A porky problem

“Pigs don’t vote, but corn farmers do,” an agriculture official declared over three decades ago, as he defended high import barriers then that made corn, a vital feed grain, a much more expensive burden to the livestock and meat industry than could have been. He was half joking, but half serious as well.

The statement exemplified how the Department of Agriculture (DA) then, and through the years thereafter, had been prone to making policy decisions based more on politics than good economics. Since then, livestock and poultry raisers and their downstream industries have constantly clamored for stronger policy and program support from government.

Through the years, they saw the preferential attention government gave to the cereal grains rice and corn in terms of policy, programs, and budgets. Import barriers were kept high for rice and corn, with the effect of significantly raising their domestic prices relative to those overseas.

This reduced the pressure to be effective in improving productivity and competitiveness in our food staples — which indeed stagnated and even declined over time, only recently rising again — all in spite of highly-funded program support. And because the resulting higher price of corn also made costs of livestock and poultry production higher, import barriers for meat also had to be kept high to permit domestic producers to recover their higher costs through their own higher prices shielded from outside competition.

The vocal victims have been the meat processors who faced high raw material costs tracing to expensive corn, thus expensive meat, with their competitiveness impaired by this chain effect of higher costs. (They were later to obtain the concession of lower tariff rates on processing-grade meat, as opposed to table-grade meat, but which led to a new problem with technical smuggling—but that’s another story I will not go into.)

The more important but silent victims were the Filipino poor, whose nutrition status got a double whammy. Not only were their staple cereals more costly and virtually ate up their food budget with hardly any money left for the ulam to meet protein needs; meat, with its resulting higher cost, became even less affordable, too. With hindsight, it figures why stunting due to severe malnutrition affected 45 percent of our children under 5 years old in 1990, meaning nearly one in every two young Filipino children then were damaged for life. These same people are in our labor force today.

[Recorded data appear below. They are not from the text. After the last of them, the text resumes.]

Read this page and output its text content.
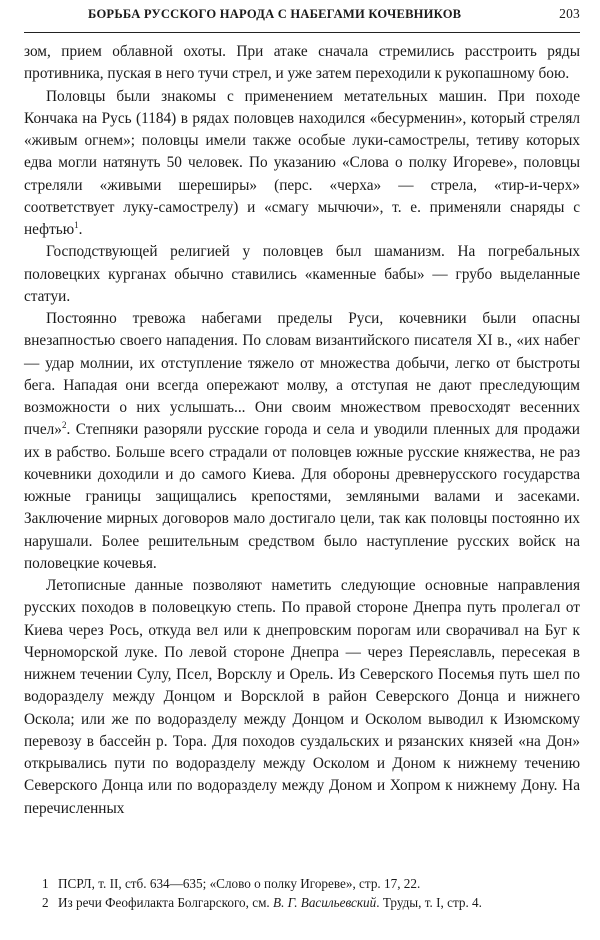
БОРЬБА РУССКОГО НАРОДА С НАБЕГАМИ КОЧЕВНИКОВ	203

зом, прием облавной охоты. При атаке сначала стремились расстроить ряды противника, пуская в него тучи стрел, и уже затем переходили к рукопашному бою.

Половцы были знакомы с применением метательных машин. При походе Кончака на Русь (1184) в рядах половцев находился «бесурменин», который стрелял «живым огнем»; половцы имели также особые луки-самострелы, тетиву которых едва могли натянуть 50 человек. По указанию «Слова о полку Игореве», половцы стреляли «живыми шереширы» (перс. «черха» — стрела, «тир-и-черх» соответствует луку-самострелу) и «смагу мычючи», т. е. применяли снаряды с нефтью$^1$.

Господствующей религией у половцев был шаманизм. На погребальных половецких курганах обычно ставились «каменные бабы» — грубо выделанные статуи.

Постоянно тревожа набегами пределы Руси, кочевники были опасны внезапностью своего нападения. По словам византийского писателя XI в., «их набег — удар молнии, их отступление тяжело от множества добычи, легко от быстроты бега. Нападая они всегда опережают молву, а отступая не дают преследующим возможности о них услышать... Они своим множеством превосходят весенних пчел»$^2$. Степняки разоряли русские города и села и уводили пленных для продажи их в рабство. Больше всего страдали от половцев южные русские княжества, не раз кочевники доходили и до самого Киева. Для обороны древнерусского государства южные границы защищались крепостями, земляными валами и засеками. Заключение мирных договоров мало достигало цели, так как половцы постоянно их нарушали. Более решительным средством было наступление русских войск на половецкие кочевья.

Летописные данные позволяют наметить следующие основные направления русских походов в половецкую степь. По правой стороне Днепра путь пролегал от Киева через Рось, откуда вел или к днепровским порогам или сворачивал на Буг к Черноморской луке. По левой стороне Днепра — через Переяславль, пересекая в нижнем течении Сулу, Псел, Ворсклу и Орель. Из Северского Посемья путь шел по водоразделу между Донцом и Ворсклой в район Северского Донца и нижнего Оскола; или же по водоразделу между Донцом и Осколом выводил к Изюмскому перевозу в бассейн р. Тора. Для походов суздальских и рязанских князей «на Дон» открывались пути по водоразделу между Осколом и Доном к нижнему течению Северского Донца или по водоразделу между Доном и Хопром к нижнему Дону. На перечисленных

1 ПСРЛ, т. II, стб. 634—635; «Слово о полку Игореве», стр. 17, 22.
2 Из речи Феофилакта Болгарского, см. В. Г. Васильевский. Труды, т. I, стр. 4.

Fast forward to 2020, when we have a livestock and poultry industry beleaguered by African swine fever (ASF) and avian flu. ASF is said to be “rampaging through Laguna and Calabarzon,” according to a veterinarian in the know, and has already closed large swine producers in Central Luzon. In a recent meeting with Bureau of Animal Industry (BAI) director Ronnie Domingo, ASF Task Force leader Dr. Sam Castro reported that an estimated one-fourth of our swine population has been decimated by the epidemic. If you’ve bought pork lately, you’d know that its price has been zooming, now even topping P300 per kilo, from the usual P200 and below. Now you know why.

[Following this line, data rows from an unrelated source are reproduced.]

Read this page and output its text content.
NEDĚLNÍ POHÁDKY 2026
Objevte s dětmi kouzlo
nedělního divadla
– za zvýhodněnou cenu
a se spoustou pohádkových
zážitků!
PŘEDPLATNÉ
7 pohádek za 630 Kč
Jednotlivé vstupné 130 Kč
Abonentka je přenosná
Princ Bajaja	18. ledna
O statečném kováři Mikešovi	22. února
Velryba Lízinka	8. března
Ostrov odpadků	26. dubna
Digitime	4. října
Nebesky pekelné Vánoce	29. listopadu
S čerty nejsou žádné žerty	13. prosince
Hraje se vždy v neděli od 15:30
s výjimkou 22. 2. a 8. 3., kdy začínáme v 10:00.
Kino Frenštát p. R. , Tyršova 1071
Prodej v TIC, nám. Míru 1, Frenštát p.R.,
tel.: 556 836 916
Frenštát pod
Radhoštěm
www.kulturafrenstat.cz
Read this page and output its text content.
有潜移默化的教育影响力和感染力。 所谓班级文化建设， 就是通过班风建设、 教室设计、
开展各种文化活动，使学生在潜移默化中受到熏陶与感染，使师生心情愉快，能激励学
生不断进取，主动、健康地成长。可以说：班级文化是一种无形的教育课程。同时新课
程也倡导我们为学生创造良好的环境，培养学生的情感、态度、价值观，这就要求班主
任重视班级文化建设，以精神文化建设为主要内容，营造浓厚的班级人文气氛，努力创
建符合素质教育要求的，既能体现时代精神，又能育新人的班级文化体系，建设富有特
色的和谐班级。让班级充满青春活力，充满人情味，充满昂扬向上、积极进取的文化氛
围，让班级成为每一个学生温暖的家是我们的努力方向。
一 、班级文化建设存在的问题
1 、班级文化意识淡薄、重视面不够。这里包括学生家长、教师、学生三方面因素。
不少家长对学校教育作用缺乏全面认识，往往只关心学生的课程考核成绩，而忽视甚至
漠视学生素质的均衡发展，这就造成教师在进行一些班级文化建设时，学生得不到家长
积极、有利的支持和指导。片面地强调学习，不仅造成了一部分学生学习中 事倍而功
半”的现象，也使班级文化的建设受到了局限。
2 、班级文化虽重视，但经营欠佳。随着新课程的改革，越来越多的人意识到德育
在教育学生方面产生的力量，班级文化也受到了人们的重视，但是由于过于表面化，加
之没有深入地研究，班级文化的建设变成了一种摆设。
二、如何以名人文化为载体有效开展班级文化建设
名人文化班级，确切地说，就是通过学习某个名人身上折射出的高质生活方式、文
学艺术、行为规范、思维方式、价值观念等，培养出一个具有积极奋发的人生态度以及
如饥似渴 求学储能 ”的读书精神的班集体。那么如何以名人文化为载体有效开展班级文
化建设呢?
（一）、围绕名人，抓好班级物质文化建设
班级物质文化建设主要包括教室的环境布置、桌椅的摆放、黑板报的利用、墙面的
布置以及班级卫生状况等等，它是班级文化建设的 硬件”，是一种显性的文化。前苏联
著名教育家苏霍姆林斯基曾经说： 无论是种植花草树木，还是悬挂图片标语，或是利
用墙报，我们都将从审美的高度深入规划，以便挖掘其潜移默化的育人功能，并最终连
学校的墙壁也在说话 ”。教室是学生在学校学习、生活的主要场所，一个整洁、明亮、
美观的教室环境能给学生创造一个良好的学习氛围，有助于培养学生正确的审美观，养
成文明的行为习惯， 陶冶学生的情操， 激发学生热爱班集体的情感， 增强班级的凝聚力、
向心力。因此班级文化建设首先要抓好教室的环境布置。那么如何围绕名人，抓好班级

For us, ASF is a particularly big problem, especially because pork is the favorite meat of Filipinos, who on the average eat 16 kilos per year, vs. 12 kilos for chicken meat — and we actually eat more pork than the world eats on average (12 kilos/year). Next to fish, it is the biggest source of protein for Filipinos. BAI has lined up a good “TIGIL ASF” plan to combat the epidemic, which needs a substantial budget for its execution. But Domingo laments that their budget proposal has been slashed in half.

Meanwhile, of the P15.3 billion DA program budget for production support services, rice gets P12.8 billion, a whopping 84 percent of the total, while livestock gets P756 million, a measly 5 percent. Rice similarly hogs (pardon the pun) DA’s other program budgets. But guess what: Livestock and poultry together contribute far more to total agricultural gross value added (27 percent) than rice does (19 percent). Where is our sense of proportion here?

And we wonder why the average Filipino’s diet lacks so much protein.